The doctrine of the Second Coming teaches us that we do not and cannot know when the world drama will end.  the curtain may be rung down at any moment: say, before you have finished reading this paragraph.  This seems to some people intolerably frustrating.  So many things would be interrupted.  Perhaps you were going to get married next month, perhaps you were going to get a raise next week: you may be on the verge of a great scientific discovery; you may be maturing great social and political reforms.  Surely no good and wise God would be so very unreasonable as to cut all this short?  Not now, of all moments.

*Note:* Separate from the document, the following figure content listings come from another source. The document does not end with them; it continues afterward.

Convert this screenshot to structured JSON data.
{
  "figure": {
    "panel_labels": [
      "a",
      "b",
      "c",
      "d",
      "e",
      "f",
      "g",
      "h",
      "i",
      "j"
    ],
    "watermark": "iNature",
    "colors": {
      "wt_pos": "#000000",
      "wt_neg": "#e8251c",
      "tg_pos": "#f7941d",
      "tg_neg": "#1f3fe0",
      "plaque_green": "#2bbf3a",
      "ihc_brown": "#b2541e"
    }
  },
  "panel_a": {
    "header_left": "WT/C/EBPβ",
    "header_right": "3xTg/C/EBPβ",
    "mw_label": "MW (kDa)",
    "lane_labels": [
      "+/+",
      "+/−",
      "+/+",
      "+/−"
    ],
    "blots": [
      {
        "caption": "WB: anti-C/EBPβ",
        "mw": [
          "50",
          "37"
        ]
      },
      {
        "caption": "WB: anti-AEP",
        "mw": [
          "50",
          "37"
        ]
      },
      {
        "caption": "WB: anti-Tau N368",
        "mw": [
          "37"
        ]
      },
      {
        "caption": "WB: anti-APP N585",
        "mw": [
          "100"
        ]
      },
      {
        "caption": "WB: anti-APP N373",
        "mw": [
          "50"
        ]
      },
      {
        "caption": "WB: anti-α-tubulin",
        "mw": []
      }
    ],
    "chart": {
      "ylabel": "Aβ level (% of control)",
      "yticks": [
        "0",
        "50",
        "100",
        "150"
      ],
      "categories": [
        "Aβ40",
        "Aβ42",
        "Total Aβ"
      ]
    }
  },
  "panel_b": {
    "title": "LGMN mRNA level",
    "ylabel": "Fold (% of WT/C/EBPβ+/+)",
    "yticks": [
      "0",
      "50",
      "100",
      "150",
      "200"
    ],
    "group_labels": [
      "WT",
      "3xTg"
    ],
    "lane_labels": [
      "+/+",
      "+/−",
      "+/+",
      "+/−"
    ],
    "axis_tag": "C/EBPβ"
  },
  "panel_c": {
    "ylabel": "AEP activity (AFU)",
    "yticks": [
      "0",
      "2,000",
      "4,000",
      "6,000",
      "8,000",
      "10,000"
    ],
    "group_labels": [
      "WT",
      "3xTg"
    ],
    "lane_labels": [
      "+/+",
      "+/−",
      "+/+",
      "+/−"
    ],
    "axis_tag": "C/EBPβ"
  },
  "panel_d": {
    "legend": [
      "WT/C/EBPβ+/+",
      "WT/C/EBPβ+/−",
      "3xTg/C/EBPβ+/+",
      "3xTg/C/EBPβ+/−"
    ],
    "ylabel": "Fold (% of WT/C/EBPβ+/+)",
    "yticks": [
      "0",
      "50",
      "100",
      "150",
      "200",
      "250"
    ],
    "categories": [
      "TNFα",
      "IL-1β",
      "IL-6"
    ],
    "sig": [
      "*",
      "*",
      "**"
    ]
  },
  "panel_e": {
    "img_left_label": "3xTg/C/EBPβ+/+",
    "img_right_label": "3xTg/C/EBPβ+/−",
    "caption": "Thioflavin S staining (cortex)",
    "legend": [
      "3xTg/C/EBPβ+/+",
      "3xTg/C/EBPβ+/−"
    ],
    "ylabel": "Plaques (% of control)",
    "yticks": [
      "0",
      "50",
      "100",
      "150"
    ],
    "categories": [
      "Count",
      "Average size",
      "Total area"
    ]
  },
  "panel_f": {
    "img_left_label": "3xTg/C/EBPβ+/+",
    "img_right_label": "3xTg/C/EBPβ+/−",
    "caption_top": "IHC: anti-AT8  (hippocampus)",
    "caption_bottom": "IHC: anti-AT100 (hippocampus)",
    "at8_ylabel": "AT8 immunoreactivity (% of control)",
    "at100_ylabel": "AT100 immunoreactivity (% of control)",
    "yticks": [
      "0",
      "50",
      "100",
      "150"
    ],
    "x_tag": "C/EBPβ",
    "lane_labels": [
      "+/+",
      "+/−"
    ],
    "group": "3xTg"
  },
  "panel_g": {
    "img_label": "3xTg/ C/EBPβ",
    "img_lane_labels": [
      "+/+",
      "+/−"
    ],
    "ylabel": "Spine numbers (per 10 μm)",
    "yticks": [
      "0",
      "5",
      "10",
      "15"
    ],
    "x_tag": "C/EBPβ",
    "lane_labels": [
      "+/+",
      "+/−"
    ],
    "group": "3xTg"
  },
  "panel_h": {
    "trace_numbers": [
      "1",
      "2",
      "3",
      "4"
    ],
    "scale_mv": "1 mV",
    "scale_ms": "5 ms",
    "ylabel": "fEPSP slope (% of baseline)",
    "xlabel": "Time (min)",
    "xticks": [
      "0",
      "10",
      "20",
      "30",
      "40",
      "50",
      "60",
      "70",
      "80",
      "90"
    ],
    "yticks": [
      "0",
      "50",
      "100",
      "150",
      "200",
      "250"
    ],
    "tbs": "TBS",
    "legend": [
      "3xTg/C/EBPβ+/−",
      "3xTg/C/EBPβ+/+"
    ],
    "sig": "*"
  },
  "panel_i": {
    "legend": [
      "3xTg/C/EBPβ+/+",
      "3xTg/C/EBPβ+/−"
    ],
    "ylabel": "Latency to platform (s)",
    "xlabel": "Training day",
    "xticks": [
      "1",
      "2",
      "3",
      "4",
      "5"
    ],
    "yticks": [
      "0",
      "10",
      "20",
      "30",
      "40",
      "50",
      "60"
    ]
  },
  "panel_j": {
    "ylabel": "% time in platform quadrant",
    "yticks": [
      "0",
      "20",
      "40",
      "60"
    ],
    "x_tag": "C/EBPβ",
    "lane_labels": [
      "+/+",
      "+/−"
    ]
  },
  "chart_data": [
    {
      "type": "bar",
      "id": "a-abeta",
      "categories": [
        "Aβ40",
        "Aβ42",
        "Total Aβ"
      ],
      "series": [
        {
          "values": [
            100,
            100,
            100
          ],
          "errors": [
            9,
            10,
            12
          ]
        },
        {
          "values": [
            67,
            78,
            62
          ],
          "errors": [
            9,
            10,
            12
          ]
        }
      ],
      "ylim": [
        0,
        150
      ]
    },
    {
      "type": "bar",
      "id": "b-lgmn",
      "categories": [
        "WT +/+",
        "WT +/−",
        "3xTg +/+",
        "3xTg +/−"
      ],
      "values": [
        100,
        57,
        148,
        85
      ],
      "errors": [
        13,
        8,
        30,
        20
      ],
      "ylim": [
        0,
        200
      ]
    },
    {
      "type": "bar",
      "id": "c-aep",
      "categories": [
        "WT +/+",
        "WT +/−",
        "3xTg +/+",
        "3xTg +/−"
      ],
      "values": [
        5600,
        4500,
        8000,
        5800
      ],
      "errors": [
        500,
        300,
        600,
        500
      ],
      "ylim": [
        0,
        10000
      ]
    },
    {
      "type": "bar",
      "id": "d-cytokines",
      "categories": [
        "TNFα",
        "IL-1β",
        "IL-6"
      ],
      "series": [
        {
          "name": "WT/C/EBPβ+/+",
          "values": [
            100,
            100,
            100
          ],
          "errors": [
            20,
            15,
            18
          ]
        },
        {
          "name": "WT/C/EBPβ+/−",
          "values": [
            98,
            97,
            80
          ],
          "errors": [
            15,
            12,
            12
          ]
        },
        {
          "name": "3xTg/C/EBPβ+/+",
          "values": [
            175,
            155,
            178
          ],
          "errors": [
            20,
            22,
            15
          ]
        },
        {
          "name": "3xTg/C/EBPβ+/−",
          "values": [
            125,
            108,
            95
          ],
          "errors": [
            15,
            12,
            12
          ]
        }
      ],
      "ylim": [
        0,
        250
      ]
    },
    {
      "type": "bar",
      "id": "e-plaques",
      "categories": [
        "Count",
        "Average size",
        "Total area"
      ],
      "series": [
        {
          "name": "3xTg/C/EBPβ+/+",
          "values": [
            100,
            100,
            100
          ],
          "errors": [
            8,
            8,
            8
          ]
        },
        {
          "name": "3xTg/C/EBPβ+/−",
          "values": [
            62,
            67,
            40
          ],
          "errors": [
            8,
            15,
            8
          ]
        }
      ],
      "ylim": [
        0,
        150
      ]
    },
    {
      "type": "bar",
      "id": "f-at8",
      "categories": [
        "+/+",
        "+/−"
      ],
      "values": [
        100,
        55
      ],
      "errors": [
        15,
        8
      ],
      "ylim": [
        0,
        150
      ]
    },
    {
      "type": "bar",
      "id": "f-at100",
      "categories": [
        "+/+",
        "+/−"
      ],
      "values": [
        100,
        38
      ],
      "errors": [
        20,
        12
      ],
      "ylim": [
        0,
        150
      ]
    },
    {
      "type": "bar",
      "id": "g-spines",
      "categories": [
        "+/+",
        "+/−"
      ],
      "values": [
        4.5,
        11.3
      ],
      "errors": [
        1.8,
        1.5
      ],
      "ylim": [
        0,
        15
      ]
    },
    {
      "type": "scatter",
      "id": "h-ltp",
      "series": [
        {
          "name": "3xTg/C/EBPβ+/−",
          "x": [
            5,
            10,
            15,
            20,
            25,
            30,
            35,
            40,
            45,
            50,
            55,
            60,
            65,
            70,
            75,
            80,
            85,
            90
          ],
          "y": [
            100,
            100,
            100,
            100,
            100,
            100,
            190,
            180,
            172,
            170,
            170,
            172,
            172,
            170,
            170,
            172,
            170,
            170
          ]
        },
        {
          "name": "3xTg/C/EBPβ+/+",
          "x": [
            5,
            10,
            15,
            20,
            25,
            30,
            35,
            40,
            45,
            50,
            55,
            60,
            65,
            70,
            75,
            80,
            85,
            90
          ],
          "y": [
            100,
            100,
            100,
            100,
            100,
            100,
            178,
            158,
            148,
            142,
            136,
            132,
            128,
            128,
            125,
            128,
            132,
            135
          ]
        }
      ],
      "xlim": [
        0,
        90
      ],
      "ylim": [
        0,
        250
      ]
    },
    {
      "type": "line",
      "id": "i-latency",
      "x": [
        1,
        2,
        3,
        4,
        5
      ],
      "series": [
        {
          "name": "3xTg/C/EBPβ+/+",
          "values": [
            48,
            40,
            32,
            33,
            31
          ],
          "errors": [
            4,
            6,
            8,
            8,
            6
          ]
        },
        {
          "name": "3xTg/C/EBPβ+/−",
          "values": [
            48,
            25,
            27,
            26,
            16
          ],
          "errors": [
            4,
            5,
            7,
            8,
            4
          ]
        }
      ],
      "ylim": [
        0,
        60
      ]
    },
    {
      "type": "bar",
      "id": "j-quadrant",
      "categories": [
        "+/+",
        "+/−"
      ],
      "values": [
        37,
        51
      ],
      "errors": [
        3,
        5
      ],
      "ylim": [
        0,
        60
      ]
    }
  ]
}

But we think thus because we keep on assuming that we know the play.  We do not know the play.  We do not even know whether we are in Act I or Act V.  We do not know who are the major and the minor characters.  The Author knows.  The audience, if there is an audience (if angels and archangels and all the company of Heaven fill the pit and the stalls), may have an inkling.  But we, never seeing the play from outside, never meeting any characters except the tiny minority who are “on” in the same scenes as ourselves, wholly ignorant of the future and very imperfectly informed about the past, cannot tell at what moment the end ought to come.  That it will come when it ought, we may be sure; but we waste our time in guessing when that will be.  That it has a meaning we may be sure, but we cannot see it.  When it is over, we may be told.  We are led to expect that the Author will have something to say to each of us on the part that each of us has played.  The playing it well is what matters infinitely.

Thank you Mr. Lewis!  Let us watch and be ready.